RoboCup games offer a rigorous environment to evaluate and challenge the robustness and practical applicability of robotics methods, pushing ambitions beyond the simplified, controlled conditions of the lab. The competition places a strong emphasis on resilience and reliability, which are essential factors for success.

  • RoboCup 2018, Montréal (Canada): 1st place
  • German Open 2017, Magdebourg (Germany): 1st place
  • RoboCup 2016, Leipzig (Germany): 1st place
  • RoboCup 2015, Hefei (China): 3rd place
  • RoboCup 2014, João Pessoa (Brazil): quarter
  • RoboCup 2013, Eindhoven (Netherlands): round robin

Correcting Small Humanoid Robots

Small humanoid robots used in RoboCup competition are typically built from commercially available position-controlled servomotors (e.g. Dynamixel). These robots offer affordability, experimental convenience, and durability, able to withstand frequent falls without breaking. However, unlike larger robots, small humanoid robots have limited accuracy, and their dynamics are heavily affected by actuator imperfections (e.g., servomotor control inaccuracies, backlash, friction, and electrical effects). These imperfections often cause significant deviations from the classical rigid body model, complicating the use of traditional techniques such as ZMP walking, trajectory optimization, and similar model-based methods. Furthermore, the frequent falls and collisions in a typical RoboCup match lead to kinematic model inaccuracies, as aluminum structural elements tend to bend and deform over time.

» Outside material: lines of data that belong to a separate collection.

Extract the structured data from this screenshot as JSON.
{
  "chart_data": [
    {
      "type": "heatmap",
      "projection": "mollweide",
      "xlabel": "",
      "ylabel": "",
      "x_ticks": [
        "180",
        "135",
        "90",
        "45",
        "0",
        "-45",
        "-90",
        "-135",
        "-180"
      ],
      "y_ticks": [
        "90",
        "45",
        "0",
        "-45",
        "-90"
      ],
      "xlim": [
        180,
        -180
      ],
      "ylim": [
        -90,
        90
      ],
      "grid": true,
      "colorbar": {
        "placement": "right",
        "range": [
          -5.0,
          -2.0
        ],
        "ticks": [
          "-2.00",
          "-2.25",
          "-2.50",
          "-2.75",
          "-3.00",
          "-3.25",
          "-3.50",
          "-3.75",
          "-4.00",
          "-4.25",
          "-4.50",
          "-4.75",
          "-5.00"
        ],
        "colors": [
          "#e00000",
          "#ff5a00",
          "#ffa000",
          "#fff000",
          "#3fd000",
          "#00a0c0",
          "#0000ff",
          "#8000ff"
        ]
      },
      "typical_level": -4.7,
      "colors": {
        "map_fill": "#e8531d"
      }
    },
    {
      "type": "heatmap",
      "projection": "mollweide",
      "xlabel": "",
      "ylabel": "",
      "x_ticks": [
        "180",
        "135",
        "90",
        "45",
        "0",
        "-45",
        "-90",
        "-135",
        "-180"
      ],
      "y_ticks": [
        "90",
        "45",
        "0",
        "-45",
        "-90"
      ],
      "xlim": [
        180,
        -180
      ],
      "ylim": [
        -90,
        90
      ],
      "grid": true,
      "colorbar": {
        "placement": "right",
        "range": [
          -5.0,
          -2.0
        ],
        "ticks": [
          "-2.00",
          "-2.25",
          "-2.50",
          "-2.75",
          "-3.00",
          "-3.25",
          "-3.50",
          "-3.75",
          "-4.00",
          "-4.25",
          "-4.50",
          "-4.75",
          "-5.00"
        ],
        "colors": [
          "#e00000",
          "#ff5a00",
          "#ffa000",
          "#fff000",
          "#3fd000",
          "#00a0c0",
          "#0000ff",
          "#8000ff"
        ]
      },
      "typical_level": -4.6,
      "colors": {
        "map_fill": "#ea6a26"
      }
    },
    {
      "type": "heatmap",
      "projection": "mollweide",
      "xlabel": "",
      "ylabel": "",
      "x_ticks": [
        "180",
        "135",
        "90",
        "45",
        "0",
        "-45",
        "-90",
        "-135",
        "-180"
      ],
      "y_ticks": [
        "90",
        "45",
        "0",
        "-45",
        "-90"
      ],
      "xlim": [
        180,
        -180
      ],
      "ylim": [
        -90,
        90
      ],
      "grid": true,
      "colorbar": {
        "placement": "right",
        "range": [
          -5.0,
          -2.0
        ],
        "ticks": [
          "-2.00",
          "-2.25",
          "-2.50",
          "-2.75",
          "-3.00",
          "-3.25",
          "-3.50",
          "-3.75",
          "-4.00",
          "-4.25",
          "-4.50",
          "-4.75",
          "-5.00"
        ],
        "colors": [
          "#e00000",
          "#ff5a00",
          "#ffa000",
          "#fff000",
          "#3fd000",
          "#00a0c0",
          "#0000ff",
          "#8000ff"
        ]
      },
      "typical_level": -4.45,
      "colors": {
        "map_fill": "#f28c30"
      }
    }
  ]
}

This research focused on leveraging machine learning to address these limitations and improve robot performance in RoboCup matches. Specifically, we applied incremental learning algorithms, such as LWPR and gradient-free optimization methods (e.g., CMA-ES), to improve various models. These included odometry and navigation model estimation, adjustments to camera models for accurate object position estimation and localization, and learning actuator model to optimize kick motion trajectories.